Wenger likewise acknowledges the interplay between practices and imagination. While “the practices in which a group participates” form the collective imagination, the reverse also occurs, with the imagination giving meaning and telos to a community’s repertoire of actions, stories, and concepts. 49 Thus, over the course of time, imagination becomes embodied in a repertoire of practices, while these practices simultaneously shape the imagination. Repertoire is a way of “naming the patterns inscribed” in collaborative practices, thus defining the boundaries that form between the different communities of practice of which any given person is a part. 50
The use of social media provides a relevant example of the interplay between practice and imagination, with its implicit social imaginary fostering a self-focused configuration of one’s social world. As we uncritically inhabit such virtual worlds, there is a danger of being slowly and covertly drawn into “a body politic” which promotes shallow connections focused on self-gratification. 51
The relationship between social understandings and practices highlights the potential for a practical theology of friendship to inform the shared social and theological imaginary of Christian communities of faith, and the practices of friendship encouraged and nurtured therein. Tension arises between culturally informed and theologically informed social imaginaries when it comes to Christians and friendship. Contemporary Western cultures tend to value individualism, capitalism, consumerism, and mobility, and thus nurture contractual or competitive relationships, superficial attachments, and instrumental “friendships.” Friends are people we retreat to in our private relations; friendships tend to be private matters rather than being based in community. The sacramental and mystical dimensions of relationship are rarely recognized.

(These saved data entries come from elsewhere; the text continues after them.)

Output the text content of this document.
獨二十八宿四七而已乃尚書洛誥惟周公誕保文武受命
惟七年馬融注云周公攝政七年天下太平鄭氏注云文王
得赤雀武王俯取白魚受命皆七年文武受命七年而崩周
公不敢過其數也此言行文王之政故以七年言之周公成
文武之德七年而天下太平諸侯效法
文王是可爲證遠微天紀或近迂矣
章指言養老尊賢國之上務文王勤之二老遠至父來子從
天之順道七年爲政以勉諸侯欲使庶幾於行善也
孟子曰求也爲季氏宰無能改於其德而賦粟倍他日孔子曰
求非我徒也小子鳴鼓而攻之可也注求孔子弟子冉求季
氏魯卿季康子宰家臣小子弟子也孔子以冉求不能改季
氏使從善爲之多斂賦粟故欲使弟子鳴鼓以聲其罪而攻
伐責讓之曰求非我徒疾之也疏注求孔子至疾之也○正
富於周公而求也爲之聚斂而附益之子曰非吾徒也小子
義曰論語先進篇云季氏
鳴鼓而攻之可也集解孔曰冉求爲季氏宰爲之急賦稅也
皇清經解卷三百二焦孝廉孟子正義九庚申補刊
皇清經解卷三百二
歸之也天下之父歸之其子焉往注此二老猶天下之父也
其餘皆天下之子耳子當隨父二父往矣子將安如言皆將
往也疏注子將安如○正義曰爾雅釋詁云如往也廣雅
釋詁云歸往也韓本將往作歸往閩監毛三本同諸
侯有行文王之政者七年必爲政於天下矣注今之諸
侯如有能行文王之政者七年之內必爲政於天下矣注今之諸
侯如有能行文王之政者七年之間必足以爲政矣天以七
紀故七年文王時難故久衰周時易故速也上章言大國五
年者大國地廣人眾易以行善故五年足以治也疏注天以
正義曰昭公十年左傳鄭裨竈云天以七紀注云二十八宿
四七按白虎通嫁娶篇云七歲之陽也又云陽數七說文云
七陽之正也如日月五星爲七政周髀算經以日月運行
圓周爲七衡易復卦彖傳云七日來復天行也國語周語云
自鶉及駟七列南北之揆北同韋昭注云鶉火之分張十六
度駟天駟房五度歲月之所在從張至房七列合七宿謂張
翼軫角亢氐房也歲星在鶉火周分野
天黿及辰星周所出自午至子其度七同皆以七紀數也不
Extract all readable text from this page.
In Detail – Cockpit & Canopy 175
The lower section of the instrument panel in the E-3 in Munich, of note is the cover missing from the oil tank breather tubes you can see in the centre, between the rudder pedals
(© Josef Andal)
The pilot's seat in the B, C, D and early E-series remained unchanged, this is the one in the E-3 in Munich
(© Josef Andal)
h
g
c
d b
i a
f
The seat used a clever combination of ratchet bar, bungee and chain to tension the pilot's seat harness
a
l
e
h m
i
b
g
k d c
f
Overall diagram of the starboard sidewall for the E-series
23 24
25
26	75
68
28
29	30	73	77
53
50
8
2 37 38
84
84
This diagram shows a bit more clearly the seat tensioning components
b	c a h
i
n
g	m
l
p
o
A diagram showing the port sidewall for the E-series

Christian leaders are aware of tensions as they seek to articulate, for example, the gospel’s call to simple living in contrast to the extremely strong pull of materialist ideology. Or they may preach about the body of Christ as they attempt to contend with the rampant individualism of the broader community that pervades the church community also. However, it seems that the tension between culturally informed and theologically informed social constructions regarding friendship may be particularly challenging to navigate. While the wider cultural milieu does not foster a deep understanding of friendship, neither does a great deal of theological education.